The History of Moonlight

The moon in the sky was bright and round and lonely. He slept all day and he wandered all night and one evening he woke and wanted a playmate. So he plucked from the sky a galaxy shaped like a needle, and he breathed out moonlight and wove it into thread, and he gathered the constellations and gently pulled off some of their parts and he sewed the stars back together to make a little girl.

So that she could always fly to him no matter where he roamed, he made her all of wings: the wings of the fly were her eyebrows, and the Pegasus’s wings were her arms, and the swan’s wings were her legs. He plaited the dove’s feathers to make her hair, and he took the eagle’s feathers for her fingers, and he wrapped the dragon’s wings around her for her skin. She had no mouth to sing with, so the moon undid the raven’s wings and used the sinews to string a lute that the little girl could strum with her feathered fingers. And since she had no eyes to see with, he plucked them from the peacock and he spread them across her body so that she could always look upon him and find him in the sky. Finally he took the wings from the phoenix and sewed them together to make her ears. (They would catch fire when he whispered to her, and burn away, and then grow back again.)

When she was finished, he played with the little girl who was made all of wings. During the day she waited while he slept, and when night came she wandered with him.

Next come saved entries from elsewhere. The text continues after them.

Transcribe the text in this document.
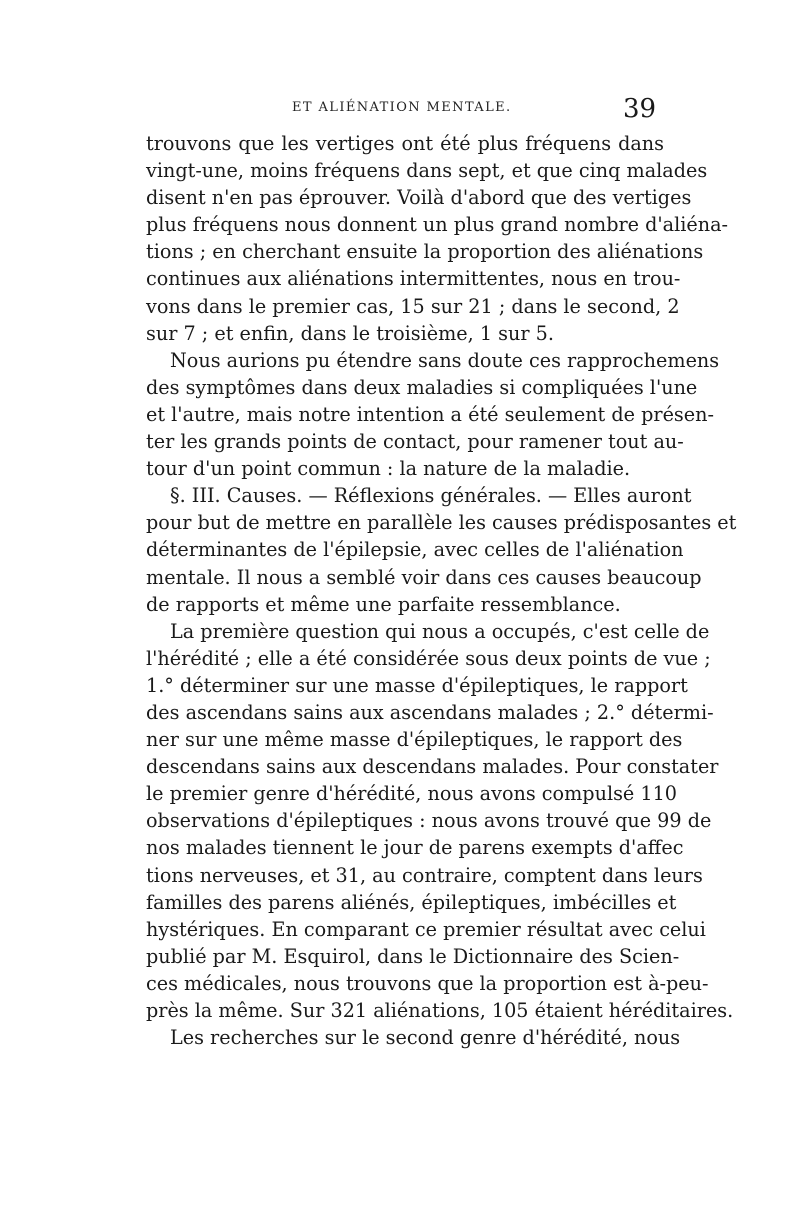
ET ALIÉNATION MENTALE.	39
trouvons que les vertiges ont été plus fréquens dans
vingt-une, moins fréquens dans sept, et que cinq malades
disent n'en pas éprouver. Voilà d'abord que des vertiges
plus fréquens nous donnent un plus grand nombre d'aliéna-
tions ; en cherchant ensuite la proportion des aliénations
continues aux aliénations intermittentes, nous en trou-
vons dans le premier cas, 15 sur 21 ; dans le second, 2
sur 7 ; et enfin, dans le troisième, 1 sur 5.
Nous aurions pu étendre sans doute ces rapprochemens
des symptômes dans deux maladies si compliquées l'une
et l'autre, mais notre intention a été seulement de présen-
ter les grands points de contact, pour ramener tout au-
tour d'un point commun : la nature de la maladie.
§. III. Causes. — Réflexions générales. — Elles auront
pour but de mettre en parallèle les causes prédisposantes et
déterminantes de l'épilepsie, avec celles de l'aliénation
mentale. Il nous a semblé voir dans ces causes beaucoup
de rapports et même une parfaite ressemblance.
La première question qui nous a occupés, c'est celle de
l'hérédité ; elle a été considérée sous deux points de vue ;
1.° déterminer sur une masse d'épileptiques, le rapport
des ascendans sains aux ascendans malades ; 2.° détermi-
ner sur une même masse d'épileptiques, le rapport des
descendans sains aux descendans malades. Pour constater
le premier genre d'hérédité, nous avons compulsé 110
observations d'épileptiques : nous avons trouvé que 99 de
nos malades tiennent le jour de parens exempts d'affec
tions nerveuses, et 31, au contraire, comptent dans leurs
familles des parens aliénés, épileptiques, imbécilles et
hystériques. En comparant ce premier résultat avec celui
publié par M. Esquirol, dans le Dictionnaire des Scien-
ces médicales, nous trouvons que la proportion est à-peu-
près la même. Sur 321 aliénations, 105 étaient héréditaires.
Les recherches sur le second genre d'hérédité, nous
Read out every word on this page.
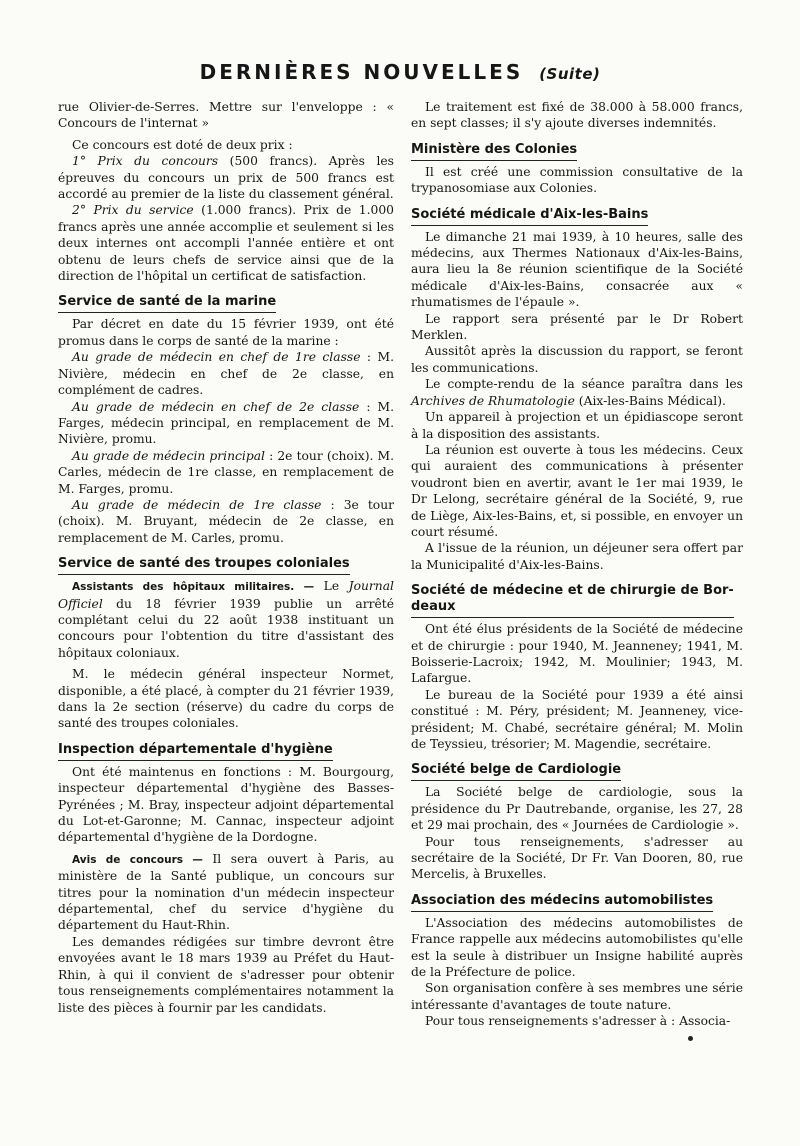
DERNIÈRES NOUVELLES (Suite)

rue Olivier-de-Serres. Mettre sur l'enveloppe : « Concours de l'internat »

Ce concours est doté de deux prix :

1° Prix du concours (500 francs). Après les épreuves du concours un prix de 500 francs est accordé au premier de la liste du classement général.

2° Prix du service (1.000 francs). Prix de 1.000 francs après une année accomplie et seulement si les deux internes ont accompli l'année entière et ont obtenu de leurs chefs de service ainsi que de la direction de l'hôpital un certificat de satisfaction.

Service de santé de la marine

Par décret en date du 15 février 1939, ont été promus dans le corps de santé de la marine :

Au grade de médecin en chef de 1re classe : M. Nivière, médecin en chef de 2e classe, en complément de cadres.

Au grade de médecin en chef de 2e classe : M. Farges, médecin principal, en remplacement de M. Nivière, promu.

Au grade de médecin principal : 2e tour (choix). M. Carles, médecin de 1re classe, en remplacement de M. Farges, promu.

Au grade de médecin de 1re classe : 3e tour (choix). M. Bruyant, médecin de 2e classe, en remplacement de M. Carles, promu.

Service de santé des troupes coloniales

Assistants des hôpitaux militaires. — Le Journal Officiel du 18 février 1939 publie un arrêté complétant celui du 22 août 1938 instituant un concours pour l'obtention du titre d'assistant des hôpitaux coloniaux.

M. le médecin général inspecteur Normet, disponible, a été placé, à compter du 21 février 1939, dans la 2e section (réserve) du cadre du corps de santé des troupes coloniales.

Inspection départementale d'hygiène

Ont été maintenus en fonctions : M. Bourgourg, inspecteur départemental d'hygiène des Basses-Pyrénées ; M. Bray, inspecteur adjoint départemental du Lot-et-Garonne; M. Cannac, inspecteur adjoint départemental d'hygiène de la Dordogne.

Avis de concours — Il sera ouvert à Paris, au ministère de la Santé publique, un concours sur titres pour la nomination d'un médecin inspecteur départemental, chef du service d'hygiène du département du Haut-Rhin.

Les demandes rédigées sur timbre devront être envoyées avant le 18 mars 1939 au Préfet du Haut-Rhin, à qui il convient de s'adresser pour obtenir tous renseignements complémentaires notamment la liste des pièces à fournir par les candidats.

Le traitement est fixé de 38.000 à 58.000 francs, en sept classes; il s'y ajoute diverses indemnités.

Ministère des Colonies

Il est créé une commission consultative de la trypanosomiase aux Colonies.

Société médicale d'Aix-les-Bains

Le dimanche 21 mai 1939, à 10 heures, salle des médecins, aux Thermes Nationaux d'Aix-les-Bains, aura lieu la 8e réunion scientifique de la Société médicale d'Aix-les-Bains, consacrée aux « rhumatismes de l'épaule ».

Le rapport sera présenté par le Dr Robert Merklen.

Aussitôt après la discussion du rapport, se feront les communications.

Le compte-rendu de la séance paraîtra dans les Archives de Rhumatologie (Aix-les-Bains Médical).

Un appareil à projection et un épidiascope seront à la disposition des assistants.

La réunion est ouverte à tous les médecins. Ceux qui auraient des communications à présenter voudront bien en avertir, avant le 1er mai 1939, le Dr Lelong, secrétaire général de la Société, 9, rue de Liège, Aix-les-Bains, et, si possible, en envoyer un court résumé.

A l'issue de la réunion, un déjeuner sera offert par la Municipalité d'Aix-les-Bains.

Société de médecine et de chirurgie de Bor-
deaux

Ont été élus présidents de la Société de médecine et de chirurgie : pour 1940, M. Jeanneney; 1941, M. Boisserie-Lacroix; 1942, M. Moulinier; 1943, M. Lafargue.

Le bureau de la Société pour 1939 a été ainsi constitué : M. Péry, président; M. Jeanneney, vice-président; M. Chabé, secrétaire général; M. Molin de Teyssieu, trésorier; M. Magendie, secrétaire.

Société belge de Cardiologie

La Société belge de cardiologie, sous la présidence du Pr Dautrebande, organise, les 27, 28 et 29 mai prochain, des « Journées de Cardiologie ».

Pour tous renseignements, s'adresser au secrétaire de la Société, Dr Fr. Van Dooren, 80, rue Mercelis, à Bruxelles.

Association des médecins automobilistes

L'Association des médecins automobilistes de France rappelle aux médecins automobilistes qu'elle est la seule à distribuer un Insigne habilité auprès de la Préfecture de police.

Son organisation confère à ses membres une série intéressante d'avantages de toute nature.

Pour tous renseignements s'adresser à : Associa-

But because he had taken their wings to make his playmate, the constellations could no longer stay aloft, and one by one they fell from the sky: the fly, and the horse, and the swan, and the dove, and the eagle, and the dragon, and the raven, and the peacock, and the phoenix. They shone on the ground, sparkling and wingless, and they walked and they walked and they tried to find their way back to the heavens.

The little girl saw this, and she wept at the moon with each of her peacock eyes, and brushed his face with her feather fingers – he had not made her a mouth, so she could not kiss him goodbye – and she plucked the needle from the sky and floated with it to the ground.

First she unstitched her eyebrows and gave them back to the fly, and listened with her fiery ears as it buzzed up from the earth. Next she sat down and unstitched her legs, and gave them back to the swan, and she felt the heat from the stars in its long white neck as it, too, left the ground. Then she unplaited her hair for the dove, and she gave her skin back to the dragon. She unmade her lute so that the raven could take its wings, and she listened as it cawed its farewell before giving her ears back to the phoenix, and with her whole body she watched the phoenix go before giving her eyes back to the peacock. When there was almost none of her left, she undid the stitching of her arms and her fingers and the horse and the eagle came to collect their wings – and the eagle took the needle in its beak – and they flew away and then there was none of her left.

The moon still wanders, looking for her. He whispers his loneliness to the phoenix, and he dances it for the peacock. And when he cries the dove beats its wings to dry his tears with starry wind. And when he sighs the raven beats its wings to fan his breath into music. And still he is lonely, and he wanders, and he hopes, and he waits.

 

*This story is part of the “Light Poems” series, inspired by an ongoing collaboration with artist Amy-Claire Huestis.